MindSpore支持两种运行模式,在调试或者运行方面做了不同的优化:

  • PyNative模式:也称动态图模式,将神经网络中的各个算子逐一下发执行,方便用户编写和调试神经网络模型。

  • Graph模式:也称静态图模式或者图模式,将神经网络模型编译成一整张图,然后下发执行。该模式利用图优化等技术提高运行性能,同时有助于规模部署和跨平台运行。

默认情况下,MindSpore处于Graph模式,可以通过context.set_context(mode=context.PYNATIVE_MODE)切换为PyNative模式;同样地,MindSpore处于PyNative模式时,可以通过context.set_context(mode=context.GRAPH_MODE)切换为Graph模式。

PyNative模式下,支持执行单算子、普通函数和网络,以及单独求梯度的操作。下面将详细介绍使用方法和注意事项。

PyNative模式下为了提升性能,算子在device上使用了异步执行方式,因此在算子执行错误的时候,错误信息可能会在程序执行到最后才显示。因此在PyNative模式下,增加了一个pynative_synchronize的设置来控制算子device上是否使用异步执行。

下述例子中,参数初始化使用了随机值,在具体执行中输出的结果可能与本地执行输出的结果不同;如果需要稳定输出固定的值,可以设置固定的随机种子,设置方法请参考mindspore.set_seed()

设置模式

context.set_context(mode=context.PYNATIVE_MODE)

执行单算子

import numpy as np
import mindspore.ops as ops
from mindspore import context, Tensor

context.set_context(mode=context.PYNATIVE_MODE, device_target="CPU")

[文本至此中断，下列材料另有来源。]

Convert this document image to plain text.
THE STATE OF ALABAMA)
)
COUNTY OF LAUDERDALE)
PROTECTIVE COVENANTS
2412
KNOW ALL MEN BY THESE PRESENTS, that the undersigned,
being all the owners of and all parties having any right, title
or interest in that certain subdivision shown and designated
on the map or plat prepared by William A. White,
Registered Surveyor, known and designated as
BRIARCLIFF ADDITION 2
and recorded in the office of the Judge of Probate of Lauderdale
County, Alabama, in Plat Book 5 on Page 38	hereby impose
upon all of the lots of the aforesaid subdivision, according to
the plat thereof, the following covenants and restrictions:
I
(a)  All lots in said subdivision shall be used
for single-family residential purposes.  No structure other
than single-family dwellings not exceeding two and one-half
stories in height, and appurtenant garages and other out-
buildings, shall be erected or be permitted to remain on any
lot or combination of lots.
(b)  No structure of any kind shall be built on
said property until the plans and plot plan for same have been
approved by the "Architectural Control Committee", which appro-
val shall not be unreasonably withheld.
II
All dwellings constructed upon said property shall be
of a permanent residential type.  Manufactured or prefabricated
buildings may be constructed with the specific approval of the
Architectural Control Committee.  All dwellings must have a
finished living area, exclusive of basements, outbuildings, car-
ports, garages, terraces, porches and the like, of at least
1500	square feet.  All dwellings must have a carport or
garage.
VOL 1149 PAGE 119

x = Tensor(np.ones([1, 3, 5, 5]).astype(np.float32))
y = Tensor(np.ones([1, 3, 5, 5]).astype(np.float32))
z = ops.add(x, y)
print(z.asnumpy())

输出:

[[[[2. 2. 2. 2. 2.]
   [2. 2. 2. 2. 2.]
   [2. 2. 2. 2. 2.]
   [2. 2. 2. 2. 2.]
   [2. 2. 2. 2. 2.]]

  [[2. 2. 2. 2. 2.]
   [2. 2. 2. 2. 2.]
   [2. 2. 2. 2. 2.]
   [2. 2. 2. 2. 2.]
   [2. 2. 2. 2. 2.]]

  [[2. 2. 2. 2. 2.]
   [2. 2. 2. 2. 2.]
   [2. 2. 2. 2. 2.]
   [2. 2. 2. 2. 2.]
   [2. 2. 2. 2. 2.]]]]

执行函数

import numpy as np
from mindspore import context, Tensor
import mindspore.ops as ops

context.set_context(mode=context.PYNATIVE_MODE, device_target="CPU")

def add_func(x, y):
    z = ops.add(x, y)
    z = ops.add(z, x)
    return z

x = Tensor(np.ones([3, 3], dtype=np.float32))
y = Tensor(np.ones([3, 3], dtype=np.float32))
output = add_func(x, y)
print(output.asnumpy())

输出:

[[3. 3. 3.]
 [3. 3. 3.]
 [3. 3. 3.]]

执行网络

在construct中定义网络结构,在具体运行时,下例中,执行net(x, y)时,会从construct函数中开始执行。

import numpy as np
import mindspore.nn as nn
import mindspore.ops as ops
from mindspore import context, Tensor

context.set_context(mode=context.PYNATIVE_MODE, device_target="CPU")

class Net(nn.Cell):
    def __init__(self):
        super(Net, self).__init__()
        self.mul = ops.Mul()

    def construct(self, x, y):
        return self.mul(x, y)

x = Tensor(np.array([1.0, 2.0, 3.0]).astype(np.float32))
y = Tensor(np.array([4.0, 5.0, 6.0]).astype(np.float32))

net = Net()
print(net(x, y))

输出:

[ 4. 10. 18.]

构建网络

可以在网络初始化时,明确定义网络所需要的各个部分,在construct中定义网络结构。

import mindspore.nn as nn
from mindspore.common.initializer import Normal

class LeNet5(nn.Cell):
    def __init__(self, num_class=10, num_channel=1, include_top=True):
        super(LeNet5, self).__init__()
        self.conv1 = nn.Conv2d(num_channel, 6, 5, pad_mode='valid')
        self.conv2 = nn.Conv2d(6, 16, 5, pad_mode='valid')
        self.relu = nn.ReLU()
        self.max_pool2d = nn.MaxPool2d(kernel_size=2, stride=2)
        self.include_top = include_top
        if self.include_top:
            self.flatten = nn.Flatten()
            self.fc1 = nn.Dense(16 * 5 * 5, 120, weight_init=Normal(0.02))
            self.fc2 = nn.Dense(120, 84, weight_init=Normal(0.02))
            self.fc3 = nn.Dense(84, num_class, weight_init=Normal(0.02))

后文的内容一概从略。